Manuel debía tener nueve años si yo tenía diez, y estoy seguro de que yo tenía diez porque el suceso se dio un mes antes, más o menos, de que mis padres nos sacaran de aquel barrio marginal buscando un mejor lugar para vivir.
Manuel era mi vecino de una cuadra de distancia. De cabello rubio cenizo y baja estatura, gustaba de encenderle fuego a los botes de basura, bajar switches de luz y timbrar y correr. Mis padres no parecian estar muy convencidos de que salir en las tardes con él fuera adecuado para mi, pero era el único chico de mi edad en la cuadra y, en realidad, yo tampoco era santo alguno.
Realmente no hay mucho que decir al respecto, se trataba solo de una común amistad infantil. Algunas veces llegaron a castigarnos juntos. Algunas veces nos salimos con la nuestra, algunas veces gritamos de más. Sin embargo, hay una parte oculta que no suelo sacar mucho a relucir, la última gran anecdota que pasé junto a él, en realidad. No lo hago porque en estos tiempos está de moda ser hombres de ciencia, dejando de lado el esoterismo, la metafísica y los presagios. Esta historia, por el contrario, tiene todo que ver con ellos.

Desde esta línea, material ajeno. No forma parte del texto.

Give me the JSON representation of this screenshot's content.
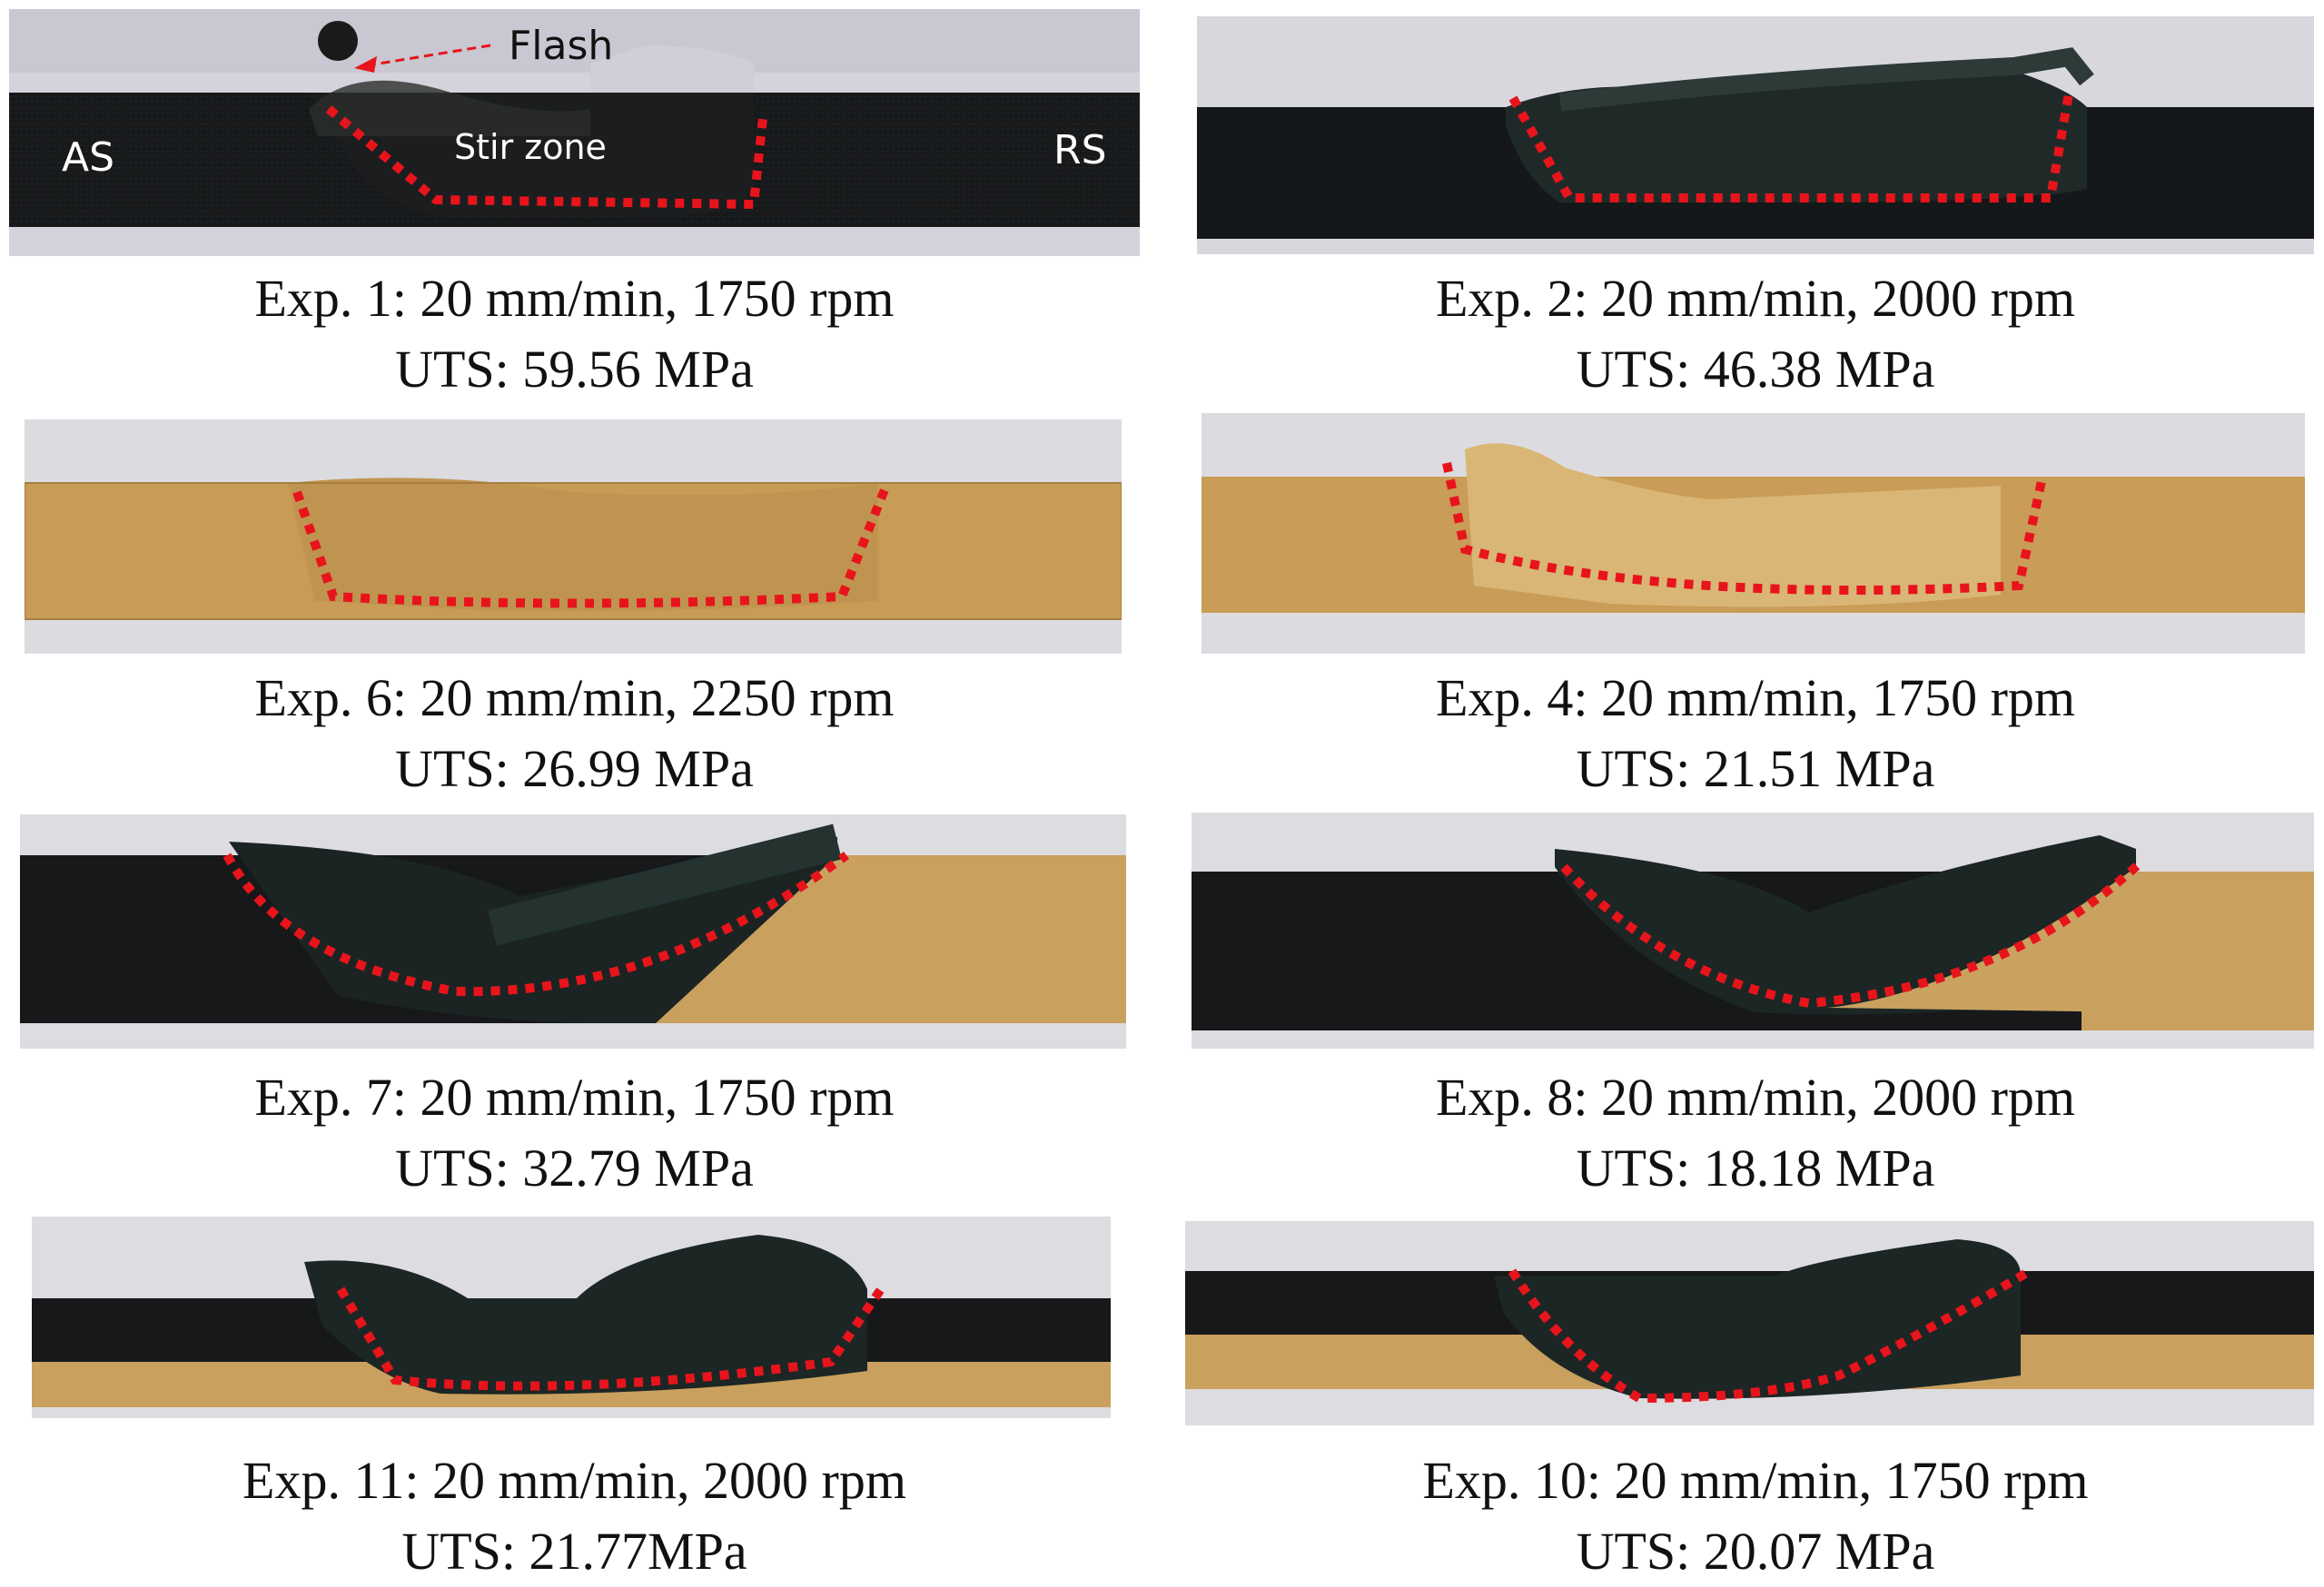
{
  "annotations": {
    "flash": "Flash",
    "stir_zone": "Stir zone",
    "advancing_side": "AS",
    "retreating_side": "RS"
  },
  "colors": {
    "black_filament": "#16181a",
    "tan_filament": "#c79a52",
    "boundary_dots": "#e8141c",
    "background": "#d9d8df"
  },
  "panels": [
    {
      "experiment": "Exp. 1: 20 mm/min, 1750 rpm",
      "uts": "UTS: 59.56 MPa",
      "material": "black"
    },
    {
      "experiment": "Exp. 2: 20 mm/min, 2000 rpm",
      "uts": "UTS: 46.38 MPa",
      "material": "black"
    },
    {
      "experiment": "Exp. 6: 20 mm/min, 2250 rpm",
      "uts": "UTS: 26.99 MPa",
      "material": "tan"
    },
    {
      "experiment": "Exp. 4: 20 mm/min, 1750 rpm",
      "uts": "UTS: 21.51 MPa",
      "material": "tan"
    },
    {
      "experiment": "Exp. 7: 20 mm/min, 1750 rpm",
      "uts": "UTS: 32.79 MPa",
      "material": "black-tan"
    },
    {
      "experiment": "Exp. 8: 20 mm/min, 2000 rpm",
      "uts": "UTS: 18.18 MPa",
      "material": "black-tan"
    },
    {
      "experiment": "Exp. 11: 20 mm/min, 2000 rpm",
      "uts": "UTS: 21.77MPa",
      "material": "layered"
    },
    {
      "experiment": "Exp. 10: 20 mm/min, 1750 rpm",
      "uts": "UTS: 20.07 MPa",
      "material": "layered"
    }
  ]
}
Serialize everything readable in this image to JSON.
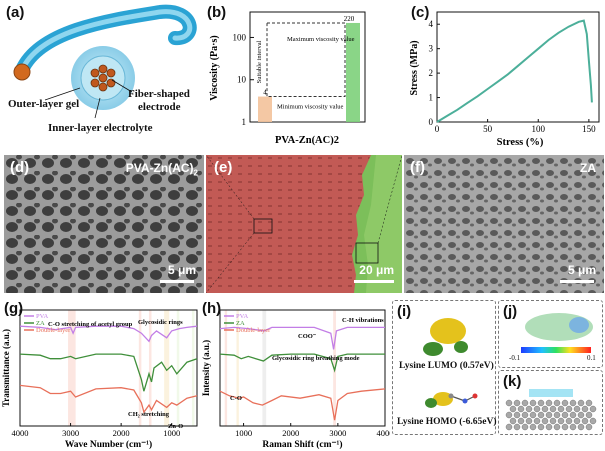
{
  "panels": {
    "a": {
      "label": "(a)",
      "outer_gel": "Outer-layer gel",
      "fiber_electrode_1": "Fiber-shaped",
      "fiber_electrode_2": "electrode",
      "inner_electrolyte": "Inner-layer electrolyte"
    },
    "b": {
      "label": "(b)"
    },
    "c": {
      "label": "(c)"
    },
    "d": {
      "label": "(d)",
      "title": "PVA-Zn(AC)",
      "title_sub": "2",
      "scale": "5 μm"
    },
    "e": {
      "label": "(e)",
      "scale": "20 μm"
    },
    "f": {
      "label": "(f)",
      "title": "ZA",
      "scale": "5 μm"
    },
    "g": {
      "label": "(g)"
    },
    "h": {
      "label": "(h)"
    },
    "i": {
      "label": "(i)",
      "lumo": "Lysine LUMO (0.57eV)",
      "homo": "Lysine HOMO (-6.65eV)"
    },
    "j": {
      "label": "(j)",
      "cbar_min": "-0.1",
      "cbar_max": "0.1"
    },
    "k": {
      "label": "(k)"
    }
  },
  "chart_data": [
    {
      "panel": "b",
      "type": "bar",
      "xlabel": "PVA-Zn(AC)2",
      "ylabel": "Viscosity (Pa·s)",
      "yscale": "log",
      "ylim": [
        1,
        400
      ],
      "yticks": [
        1,
        10,
        100
      ],
      "categories": [
        "Minimum viscosity value",
        "Maximum viscosity value"
      ],
      "values": [
        4,
        220
      ],
      "data_labels": [
        "4",
        "220"
      ],
      "annotations": [
        "Suitable interval",
        "Maximum viscosity value",
        "Minimum viscosity value"
      ],
      "colors": [
        "#f3c29a",
        "#7dd07a"
      ]
    },
    {
      "panel": "c",
      "type": "line",
      "xlabel": "Stress (%)",
      "ylabel": "Stress (MPa)",
      "xlim": [
        0,
        160
      ],
      "ylim": [
        0,
        4.5
      ],
      "xticks": [
        0,
        50,
        100,
        150
      ],
      "yticks": [
        0,
        1,
        2,
        3,
        4
      ],
      "color": "#4caf9a",
      "x": [
        0,
        10,
        20,
        30,
        40,
        50,
        60,
        70,
        80,
        90,
        100,
        110,
        120,
        130,
        140,
        145,
        148,
        150,
        152,
        153
      ],
      "y": [
        0.0,
        0.25,
        0.5,
        0.78,
        1.05,
        1.35,
        1.65,
        1.95,
        2.3,
        2.65,
        3.0,
        3.35,
        3.65,
        3.9,
        4.1,
        4.15,
        3.6,
        2.5,
        1.5,
        0.8
      ]
    },
    {
      "panel": "g",
      "type": "line",
      "xlabel": "Wave Number (cm⁻¹)",
      "ylabel": "Transmittance (a.u.)",
      "xlim": [
        4000,
        500
      ],
      "xticks": [
        4000,
        3000,
        2000,
        1000
      ],
      "annotations": [
        "C-O stretching of acetyl group",
        "Glycosidic rings",
        "CH₂ stretching",
        "Zn-O"
      ],
      "series": [
        {
          "name": "PVA",
          "color": "#c27ee6",
          "x": [
            4000,
            3600,
            3300,
            3000,
            2950,
            2900,
            2500,
            2000,
            1750,
            1600,
            1450,
            1400,
            1300,
            1100,
            1000,
            850,
            700,
            500
          ],
          "y": [
            0.86,
            0.85,
            0.83,
            0.85,
            0.8,
            0.85,
            0.86,
            0.86,
            0.84,
            0.8,
            0.73,
            0.78,
            0.82,
            0.76,
            0.82,
            0.84,
            0.85,
            0.86
          ]
        },
        {
          "name": "ZA",
          "color": "#3f8f3a",
          "x": [
            4000,
            3600,
            3400,
            3200,
            3000,
            2900,
            2500,
            2000,
            1750,
            1600,
            1550,
            1450,
            1400,
            1350,
            1200,
            1100,
            1000,
            900,
            700,
            500
          ],
          "y": [
            0.62,
            0.61,
            0.58,
            0.58,
            0.6,
            0.58,
            0.62,
            0.62,
            0.6,
            0.4,
            0.3,
            0.45,
            0.38,
            0.5,
            0.55,
            0.48,
            0.52,
            0.45,
            0.55,
            0.58
          ]
        },
        {
          "name": "Double-layer",
          "color": "#e8705a",
          "x": [
            4000,
            3600,
            3400,
            3200,
            3000,
            2900,
            2500,
            2000,
            1750,
            1600,
            1550,
            1450,
            1400,
            1300,
            1100,
            1000,
            900,
            700,
            500
          ],
          "y": [
            0.35,
            0.33,
            0.28,
            0.28,
            0.3,
            0.25,
            0.32,
            0.33,
            0.31,
            0.2,
            0.12,
            0.18,
            0.14,
            0.22,
            0.16,
            0.2,
            0.18,
            0.24,
            0.26
          ]
        }
      ]
    },
    {
      "panel": "h",
      "type": "line",
      "xlabel": "Raman Shift (cm⁻¹)",
      "ylabel": "Intensity (a.u.)",
      "xlim": [
        500,
        4000
      ],
      "xticks": [
        1000,
        2000,
        3000,
        4000
      ],
      "annotations": [
        "COO⁻",
        "C-H vibrations",
        "Glycosidic ring breathing mode",
        "C-O"
      ],
      "series": [
        {
          "name": "PVA",
          "color": "#c27ee6",
          "x": [
            500,
            800,
            1100,
            1440,
            1600,
            2000,
            2500,
            2850,
            2910,
            2970,
            3200,
            3600,
            4000
          ],
          "y": [
            0.84,
            0.85,
            0.84,
            0.82,
            0.85,
            0.85,
            0.85,
            0.8,
            0.66,
            0.82,
            0.85,
            0.85,
            0.85
          ]
        },
        {
          "name": "ZA",
          "color": "#3f8f3a",
          "x": [
            500,
            800,
            950,
            1100,
            1420,
            1600,
            2000,
            2500,
            2850,
            2930,
            3000,
            3200,
            3600,
            4000
          ],
          "y": [
            0.62,
            0.61,
            0.58,
            0.6,
            0.56,
            0.61,
            0.62,
            0.62,
            0.58,
            0.48,
            0.6,
            0.62,
            0.62,
            0.62
          ]
        },
        {
          "name": "Double-layer",
          "color": "#e8705a",
          "x": [
            500,
            700,
            900,
            1000,
            1200,
            1400,
            1600,
            1800,
            2200,
            2600,
            2850,
            2930,
            3000,
            3200,
            3500,
            4000
          ],
          "y": [
            0.3,
            0.26,
            0.24,
            0.25,
            0.2,
            0.18,
            0.22,
            0.26,
            0.24,
            0.27,
            0.24,
            0.05,
            0.22,
            0.28,
            0.3,
            0.32
          ]
        }
      ]
    }
  ]
}
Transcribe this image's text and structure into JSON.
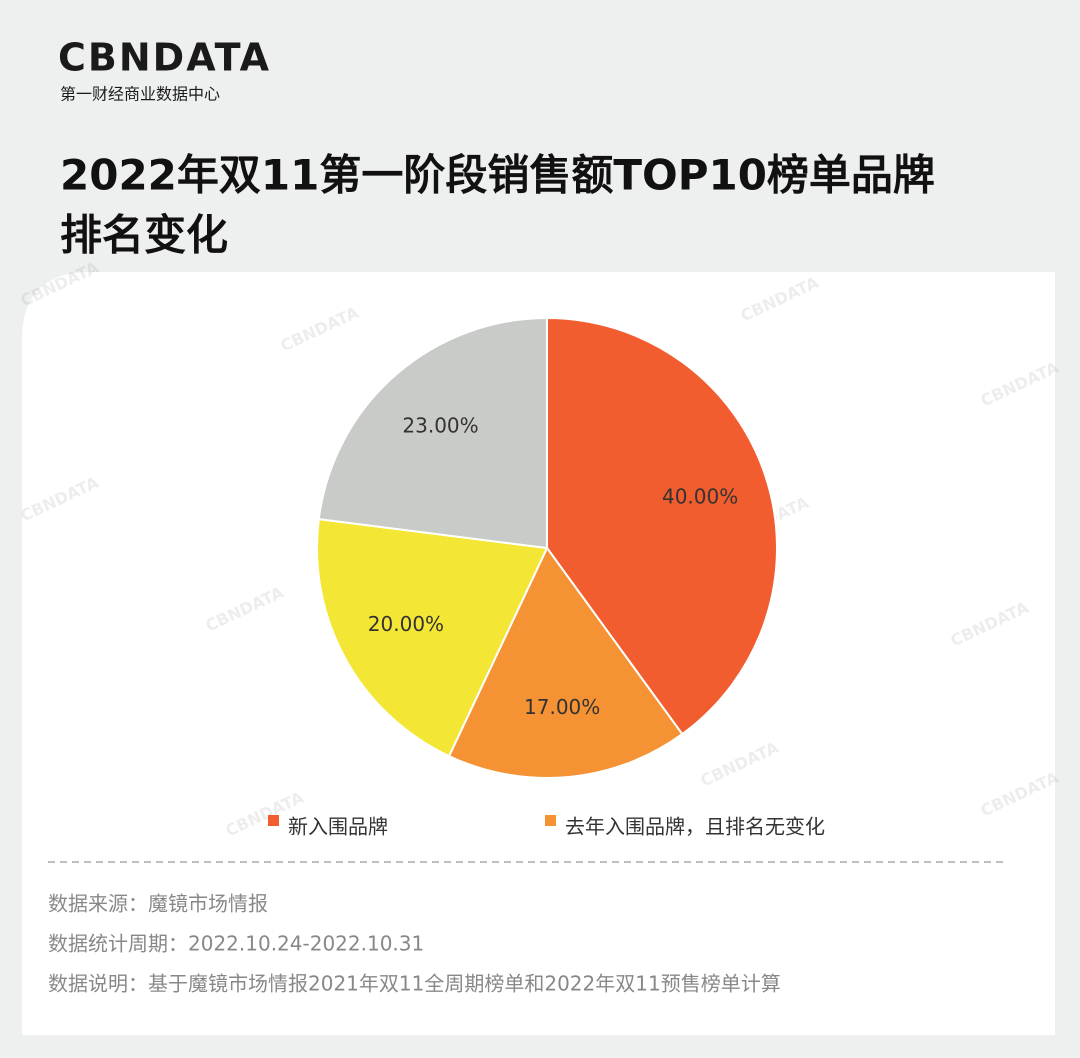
{
  "header": {
    "logo": "CBNDATA",
    "logo_sub": "第一财经商业数据中心",
    "watermark": "CBNDATA"
  },
  "chart_data": {
    "type": "pie",
    "title": [
      "2022年双11第一阶段销售额TOP10榜单品牌",
      "排名变化"
    ],
    "categories": [
      "新入围品牌",
      "去年入围品牌，且排名无变化",
      null,
      null
    ],
    "values": [
      40,
      17,
      20,
      23
    ],
    "value_labels": [
      "40.00%",
      "17.00%",
      "20.00%",
      "23.00%"
    ],
    "colors": [
      "#f15d2f",
      "#f59234",
      "#f4e634",
      "#c9cbc8"
    ]
  },
  "notes": [
    "数据来源：魔镜市场情报",
    "数据统计周期：2022.10.24-2022.10.31",
    "数据说明：基于魔镜市场情报2021年双11全周期榜单和2022年双11预售榜单计算"
  ]
}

La cuento solo para aquellos que puedan escuchar sin juzgar, además de que de vez en cuando yo mismo necesito recordarla, para saber lo cerca que estuve, y valorar esto que hoy tengo, con el alma. Y para ahuyentar, sobre todo, a los perros negros que anden por aquí, porque esta noche se les escucha ladrar.
Era un sábado, mientras la tarde se teñía de añil en el cielo. Manuel y yo gritábamos. Corríamos en medio de un terreno baldío, a unos cuantos minutos en bicicleta de mi casa. No recuerdo cual sería el juego, pero debía ser muy interesante porque ninguno de los dos lo vimos hasta que estuvo muy cerca.
Un enorme perro negro se había acercado a nosotros
Debo aclarar que los perros callejeros eran usuales, aunque nunca vi alguno acercarse a un hombre sin razón. Para atraerlos siempre era menester agitar algo de comida en la mano. Y en algunos casos ni con semejante anzuelo era posible convencer al chucho de acercarse.
A ese gran perro negro nunca lo llamamos, ni vimos exactamente de donde salió.
Otra particularidad que recalco es el hecho de que el gigantesco animal, del tamaño de un gran danés, estaba gordo como ninguno. No era un perro con hambre, como suele suceder con todos los perros callejeros, que llevan siempre las costillas marcadas en los costados. Este perro tenía unos músculos fuertes y amenazadores que se tensaban frente a nosotros. Le escurría un hilo de baba desde el hocico al piso, la cola estirada y las orejas levantadas en señal de alerta.
Cuando notamos su presencia, mi amigo y yo nos quedamos helados. No sólo era raro que el perro se hubiese acercado tanto a nosotros sin razón, tampoco se trataba del hecho de que era una mole musculosa y terrorífica. No, había dos cosas en particular, que de alguna forma, trastocaban el peso de nuestros corazones en el pecho.
La primera eran los ojos del animal. No había ira o amenaza ninguna en ellos. Eran unos ojos profundos que lo único que transmitían era un sentimiento de pena. Como si al perro le doliese estar ahí. Aunque pareciera que eso debería hacer al can menos amenazante, juro que no hacía más que incrementar la sensación de frío en la espalda y el sudor en la frente de ambos.
La segunda situación que hacía que el momento se respirara lleno de miedo, es algo que después de tantos años, sigo sin poder explicar. Era algo intangible. Algo que estaba ahí sin estarlo, quizá en otro plano de la realidad. Quizá nos miraba sin que nosotros pudiésemos mirarlo. Pero estaba. Lo juraría por mi vida ante cualquier juez. Algo en el lugar estaba tocándonos, y lo que se sentía con ese contacto no podía ser más horrible.
Si me atreviera a describirlo, sé que algo tendría que ver con el olor de la comida podrida. El aire espeso, como si respiraramos el aliento de una bestia. Cálido y atascado de humedad. Y la misma clase de aire nos envolvió por completo en un santiamén. Todo el cuerpo húmedo, la ropa pegada a la piel, la sensación de calor que se metía hasta lo más profundo de los pulmones y nos ahogaba.